DVD
Monteverdi: L’ORFEO (Mailand, Teatro alla Scala, 2009)
Monteverdi: L’Incoronazione di Poppea (Barcelona, Gran Teatro di Liceu, 2012)
Opus arte
Wie geht man mit Monteverdi um? Die Möglichkeiten sind mannigfaltig. Eine Überlegung besteht auch darin, diese meist überlangen Barockopern (misst man sie nicht an Wagner-Länge, sondern am „normalen“ Repertoire) für das Publikum so unterhaltend zu machen wie möglich. Manchmal geradezu schamlos, aber warum nicht? Oder man geht extrem exzentrisch mit ihnen um?
Eine Doppelbox (preiswerte Zusammenstellung von zwei Aufführungen, die es auch als Einzel-DVDs gibt) bietet Beispiele für beide Zugänge.
Robert Wilson hat Monteverdis „L’Orfeo“ 2009 an der Mailänder Scala inszeniert. Man kennt den Stil des Regisseurs, die puppenhafte Starre, die er seinen Interpreten auferlegt, aber nun ist ja auch die Renaissancemusik von Monteverdi ein hoch stilisiertes Konstrukt, also scheinen Werk und Stil besser zusammen zu passen als in anderen Fällen, wo beispielsweise mehr „Temperament“ vorgesehen wäre…
Zuerst stehen die Darsteller wie Scherenschnitte in einer gemalten Landschaft, später rückt ihnen die Kamera näher, aber da erweisen sich die Sänger erst recht als „Opfer“ – denn unter dicken weißen Schminkmasken, dazu angehalten, außer den Lippen nichts zu bewegen, treten sie nicht als Individualitäten hervor. Georg Nigl (Orfeo), Roberta Invernizzi (Euridice) und Sara Mingardo (Messaggera / Speranza) können nur als Stimmen beeindrucken und realisieren aufopfernd Minimalismus und auch Manierismus, aber interessanterweise schafft gerade dies bemerkenswerte innere Spannung, die Raum für die Musik lässt. Rinaldo Alessandrini, in seiner italienischen Heimat hoch geachteter Spezialist für historische Aufführungspraxis, gibt die Bewegtheit, die das Bild verweigert.

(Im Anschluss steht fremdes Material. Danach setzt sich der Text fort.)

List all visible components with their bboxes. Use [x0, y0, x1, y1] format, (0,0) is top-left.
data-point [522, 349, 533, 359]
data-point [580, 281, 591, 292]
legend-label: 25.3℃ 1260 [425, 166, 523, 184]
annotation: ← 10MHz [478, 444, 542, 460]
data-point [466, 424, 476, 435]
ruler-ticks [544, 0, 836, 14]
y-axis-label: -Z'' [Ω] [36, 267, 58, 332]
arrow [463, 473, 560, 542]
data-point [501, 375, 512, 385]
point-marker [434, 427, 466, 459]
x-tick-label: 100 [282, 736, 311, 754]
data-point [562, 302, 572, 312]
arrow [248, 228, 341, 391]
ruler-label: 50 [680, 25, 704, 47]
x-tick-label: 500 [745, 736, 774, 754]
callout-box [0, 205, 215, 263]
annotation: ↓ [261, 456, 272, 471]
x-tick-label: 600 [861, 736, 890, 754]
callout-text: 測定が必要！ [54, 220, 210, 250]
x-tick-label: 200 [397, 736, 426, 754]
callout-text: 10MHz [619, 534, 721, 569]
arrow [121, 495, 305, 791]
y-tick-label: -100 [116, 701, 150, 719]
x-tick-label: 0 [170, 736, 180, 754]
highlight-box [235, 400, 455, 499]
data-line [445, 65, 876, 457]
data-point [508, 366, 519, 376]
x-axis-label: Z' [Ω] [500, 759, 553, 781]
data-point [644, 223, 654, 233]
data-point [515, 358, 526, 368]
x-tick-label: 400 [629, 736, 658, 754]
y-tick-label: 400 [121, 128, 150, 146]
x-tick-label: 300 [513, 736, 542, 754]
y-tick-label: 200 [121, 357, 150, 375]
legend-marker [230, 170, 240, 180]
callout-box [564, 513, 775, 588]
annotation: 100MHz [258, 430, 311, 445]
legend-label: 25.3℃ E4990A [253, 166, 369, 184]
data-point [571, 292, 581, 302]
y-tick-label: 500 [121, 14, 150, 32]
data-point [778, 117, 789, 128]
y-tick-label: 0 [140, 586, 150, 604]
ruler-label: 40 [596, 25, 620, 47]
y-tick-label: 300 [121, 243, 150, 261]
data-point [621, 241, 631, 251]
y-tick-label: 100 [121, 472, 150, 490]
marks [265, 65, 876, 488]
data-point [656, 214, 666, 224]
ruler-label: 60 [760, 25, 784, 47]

Einen schärferen Interpretationsgegensatz als zu David Aldens „L’Incoronazione di Poppea“ kann es kaum geben. Der Unterschied zwischen Monteverdis erstem (1607) und letzten Werk (1642) ist natürlich bedeutend, dennoch bieten die Zugänge die denkbar größten Gegensätze. Die Interpretation des Römerdramas durch Robert Alden spielt überall und nirgends und ist von jenem englischen Humor geprägt, der bekanntlich absurd ausflippen kann wie wenige sonst, viele Filme haben es beweisen. Da es keinen Stil gibt außer dem der optischen Üppigkeit, ist alles erlaubt, vom englischen Alltagskleid bis zur Toga, vom barocken Kostüm bis zu absurden Groteskfiguren, und Transvestiten dürfen natürlich auch nicht fehlen. All das in bunt-witzigen, immer wieder Schachbrettmuster zitierenden Szenenbildern, die keinen Sinn machen müssen – der Phantasie sind keine Grenzen gesetzt, das Motto lautet: Wir blödeln uns durch den Abend? Das hat viele Besucher prächtig unterhalten. Und viele Besucher (die an den seriösen Zugang der Ponnelle-Version denken) wirklich empört.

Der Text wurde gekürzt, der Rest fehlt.